In this more hostile world, civil society is more critical than ever. It’s also increasingly endangered, particularly in an environment where funding is scarce. In 2025, Human Rights Watch was labeled “undesirable” and banned from operating in Russia. For partners in Egypt, Hong Kong, and India, these tactics are all too familiar. Restrictions on civil society and protest have become more commonplace in Europe, including the UK and France. And now, for the first time, many worry about risks associated with their operational presence in the US, where the Open Society Foundations, a major donor, have already been threatened, and the administration is preparing a list of “domestic terrorists” under overbroad guidance that could be interpreted to include the work of many progressive groups.

Breaking the authoritarian wave and standing up for human rights is a generational challenge.

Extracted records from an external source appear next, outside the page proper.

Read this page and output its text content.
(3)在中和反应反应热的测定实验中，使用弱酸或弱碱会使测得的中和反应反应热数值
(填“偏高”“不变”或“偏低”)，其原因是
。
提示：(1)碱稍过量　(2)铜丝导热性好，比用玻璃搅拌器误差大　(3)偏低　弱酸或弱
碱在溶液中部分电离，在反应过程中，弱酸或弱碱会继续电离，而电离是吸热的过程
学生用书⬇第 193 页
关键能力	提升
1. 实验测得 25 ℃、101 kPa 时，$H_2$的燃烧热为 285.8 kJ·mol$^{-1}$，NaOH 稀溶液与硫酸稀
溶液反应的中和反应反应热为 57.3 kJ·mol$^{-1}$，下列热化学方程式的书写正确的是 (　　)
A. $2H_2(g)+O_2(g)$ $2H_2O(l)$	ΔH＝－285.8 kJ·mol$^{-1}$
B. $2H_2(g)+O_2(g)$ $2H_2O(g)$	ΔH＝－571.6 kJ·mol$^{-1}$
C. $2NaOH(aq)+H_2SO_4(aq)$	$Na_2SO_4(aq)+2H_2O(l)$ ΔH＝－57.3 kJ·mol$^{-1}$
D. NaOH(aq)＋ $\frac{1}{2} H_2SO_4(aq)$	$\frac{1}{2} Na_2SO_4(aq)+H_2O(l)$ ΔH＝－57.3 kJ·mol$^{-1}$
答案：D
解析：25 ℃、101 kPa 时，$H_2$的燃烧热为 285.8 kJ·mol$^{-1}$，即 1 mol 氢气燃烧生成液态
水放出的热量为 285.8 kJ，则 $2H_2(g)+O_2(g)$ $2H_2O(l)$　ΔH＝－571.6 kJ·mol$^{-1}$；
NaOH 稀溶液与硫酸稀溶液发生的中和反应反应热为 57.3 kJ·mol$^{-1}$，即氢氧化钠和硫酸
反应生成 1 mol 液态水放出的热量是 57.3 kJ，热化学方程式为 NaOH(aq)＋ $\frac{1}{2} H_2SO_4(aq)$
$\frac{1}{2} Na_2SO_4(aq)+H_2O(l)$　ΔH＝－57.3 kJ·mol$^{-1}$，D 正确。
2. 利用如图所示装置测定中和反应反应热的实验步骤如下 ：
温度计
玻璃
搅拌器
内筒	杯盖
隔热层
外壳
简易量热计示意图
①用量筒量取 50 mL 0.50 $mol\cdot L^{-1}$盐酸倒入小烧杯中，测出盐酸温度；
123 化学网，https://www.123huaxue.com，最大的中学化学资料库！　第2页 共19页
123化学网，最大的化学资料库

In 2026, it will play out most acutely in the US, with far-reaching consequences for the rest of the world. Fighting back will require a determined, strategic, and coordinated reaction from voters, civil society, multilateral institutions, and rights-respecting governments around the globe.

Header captions
FIRST: A man holds a flower and the message "Humanity for All" as US marines and national guard protect the entrance of a federal building during the "No Kings" protest following US immigration operations, in Los Angeles, California, on June 5, 2026.
© 2025 Etienne Laurent/AFP via Getty Images; SECOND: A doctor and a midwife assist a pregnant patient at a provincial hospital's maternity department after others closed due to US funding cuts in Ghazni province, Afghanistan, June 5, 2026. © 2025 Elise Blanchard/Getty Images; THIRD: Sebastian Lai, son of businessman and outspoken critic of the Chinese government, Jimmy Lai, speaks during a press conference outside Downing Street in London on June 5, 2026. © 2025 Henry Nicholls/AFP via Getty Images; FOURTH: Residents pass by the site of a Russian air strike that destroyed a residential house in Kramatorsk, Ukraine, June 5, 2026. © 2025 Yevhen Titov/AP Photo

120 댓글 게임하는 남자여자 다 극혐 적당히 취미로하는수준 넘어서서 xerxes 20230914 1209 ip 118., Human Rights Watch’s 36th annual review of human rights practices and trends around the globe, reviews developments in more than 100 countries.